An intellectual and cultural history of the birth of theoretical physics in Germany, focusing on the pedagogy and research of a leader in work on the "older" quantum theory.
Arnold Sommerfeld (1868-1951) was among the most significant contributors to the birth of modern theoretical physics. At the University of Munich, beginning in 1906, he trained two generations of theoretical physicists. Eight of his students (among them Werner Heisenberg, Wolfgang Pauli, and Hans Bethe) went on to win the Nobel Prize. In Crafting the Quantum, Suman Seth offers the first English-language book-length study of Sommerfeld's work, presenting an intellectual and cultural history of theoretical physics in Germany viewed through the lens of Sommerfeld's research and pedagogy.

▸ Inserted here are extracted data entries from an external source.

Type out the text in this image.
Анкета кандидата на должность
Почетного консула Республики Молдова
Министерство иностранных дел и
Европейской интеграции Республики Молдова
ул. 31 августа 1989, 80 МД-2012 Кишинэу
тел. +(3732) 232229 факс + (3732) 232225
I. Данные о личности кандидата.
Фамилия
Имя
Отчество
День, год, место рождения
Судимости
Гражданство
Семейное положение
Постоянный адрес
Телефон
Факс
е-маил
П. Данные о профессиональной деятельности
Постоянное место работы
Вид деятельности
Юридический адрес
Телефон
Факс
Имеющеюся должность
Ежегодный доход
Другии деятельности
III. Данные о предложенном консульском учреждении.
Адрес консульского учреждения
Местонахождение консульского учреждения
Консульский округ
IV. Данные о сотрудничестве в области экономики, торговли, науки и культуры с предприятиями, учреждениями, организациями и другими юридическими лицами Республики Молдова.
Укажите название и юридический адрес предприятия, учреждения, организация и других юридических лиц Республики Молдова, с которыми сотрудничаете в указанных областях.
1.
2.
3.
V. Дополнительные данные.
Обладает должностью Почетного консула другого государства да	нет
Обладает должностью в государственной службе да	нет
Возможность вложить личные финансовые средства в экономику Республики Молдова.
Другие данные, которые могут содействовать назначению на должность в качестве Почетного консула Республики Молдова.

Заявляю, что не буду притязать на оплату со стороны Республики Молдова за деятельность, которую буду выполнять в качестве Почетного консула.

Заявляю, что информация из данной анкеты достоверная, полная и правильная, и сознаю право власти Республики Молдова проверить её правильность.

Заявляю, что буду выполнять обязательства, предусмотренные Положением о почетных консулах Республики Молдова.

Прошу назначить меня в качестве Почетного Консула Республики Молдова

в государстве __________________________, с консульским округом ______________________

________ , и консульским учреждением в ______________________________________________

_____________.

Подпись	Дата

Seth examines the practical origins of many of the problems undertaken by Sommerfeld and his school, a number of which carried over from his years of teaching at an engineering school. Some of this research was later applied by his students during World War I to such problems as the stability of aircraft wings and the functioning and directional operation of antennas. Seth describes in detail Sommerfeld's pedagogical practice, including his characteristic amalgamation of research and teaching. He relates the history of the "older" quantum theory and Sommerfeld's engagement with the work of Max Planck and Niels Bohr and compares Sommerfeld's "physics of problems" to Planck's and Bohr's more abstract "physics of principles." To illuminate the nature of Sommerfeld's work, Seth offers detailed descriptions of the contrasting work of other theorists. Seth's innovative account challenges idealist depictions of the nature of theoretical work in physics, describing not only modes of practice but also the multiple areas of intellectual, political, and social life from which science draws resources and to which it contributes.
Suman Seth is Assistant Professor in the Department of Science and Technology Studies at Cornell University. Jed Z. Buchwald is Director of the Dibner Institute for the History of Science and Technology and Bern Dibner Professor of the History of Science at the Massachusetts Institute of Technology.